Nomura Holdings Inc. surged the most in more than two years in Tokyo trading after it announced a surprise ¥150 billion ($1.4 billion) share buyback along with plans to reduce its chairman’s role to bolster governance.
Just days before its annual shareholders meeting, Japan’s biggest brokerage said Tuesday that it will trim its stake in an affiliate that was involved in a damaging information leak and use the proceeds to fund the stock repurchase. The stock closed 11 percent higher on Wednesday, the biggest gain since November 2016, paring this year’s decline to 10 percent.
Nomura’s shareholders are scheduled to gather Monday, with one influential proxy adviser calling for the ouster of Chief Executive Officer Koji Nagai after the firm was penalized for leaking sensitive stock market information. Nagai is trying to restore investor confidence by cutting costs at its global investment banking and markets business and trimming retail branches at home following its first annual loss in a decade.
“We believe the firm’s relative share price and earnings momentum is bottoming,” SMBC Nikko Securities Inc. analysts including Shinichiro Nakamura wrote in a note. “The firm could well have put the worst behind it for now, though we will need to monitor the longer-term picture in terms of cost cuts through restructuring and a bottom for earnings at the retail and wholesale divisions.”
On Tuesday, Nomura Research Institute agreed to buy back its shares from Nomura for ¥160 billion ($1.5 billion), pushing down the brokerage’s stake in NRI to 23.1 percent from 36.6 percent.
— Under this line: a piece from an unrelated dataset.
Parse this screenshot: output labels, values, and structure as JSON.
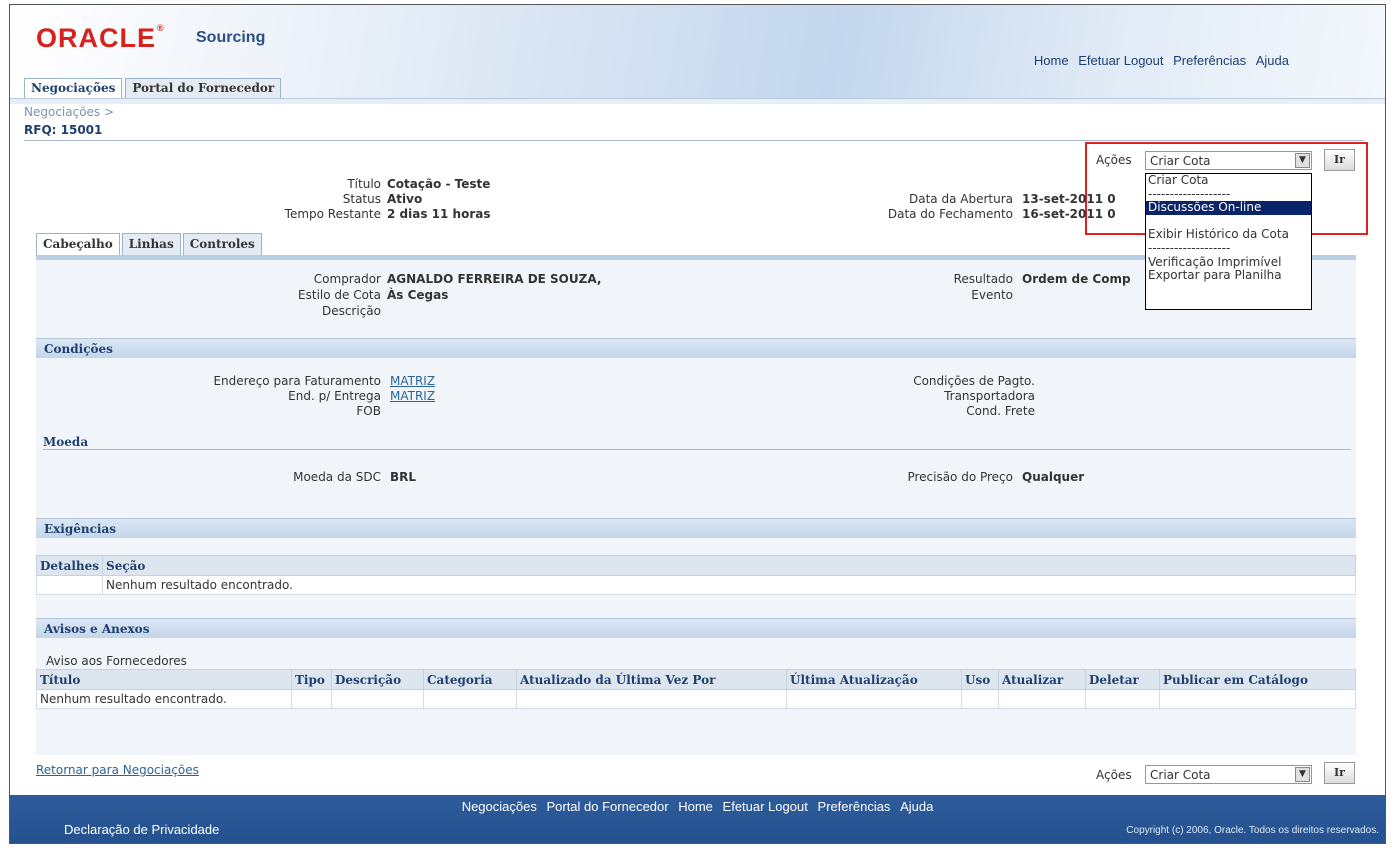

NRI shares rose 3.9 percent Wednesday.
Nomura withdrew its proposal to re-elect Chairman Nobuyuki Koga as head of the compensation and nominating committees, it said in a statement. It is now asking shareholders to vote in favor of outside director Hiroshi Kimura for those positions, a move that it said “will help further enhance governance.”
Proxy advisory firms Glass, Lewis & Co. and Institutional Shareholder Services Inc. had urged shareholders to vote against Koga, 68, due to concerns over governance. Glass Lewis said having an inside director as chairman of the two committees made oversight of executive performance and pay “more complicated and less rigorous.”
ISS recommended that shareholders also vote against Nagai, 60, saying he should be held responsible for the information leak. The Financial Services Agency ordered Nomura to improve internal controls over the incident, and companies dropped the firm from managing fundraising deals. Nagai took a 30 percent pay cut for three months, but vowed to stay on as CEO.
The leak began with a Nomura Research Institute employee, who was on a Tokyo Stock Exchange panel considering an overhaul of the bourse’s sections of listed stocks. The person gave information on the potential threshold for the changes to a strategist at Nomura’s main securities unit, and the brokerage’s employees then shared the information with institutional clients.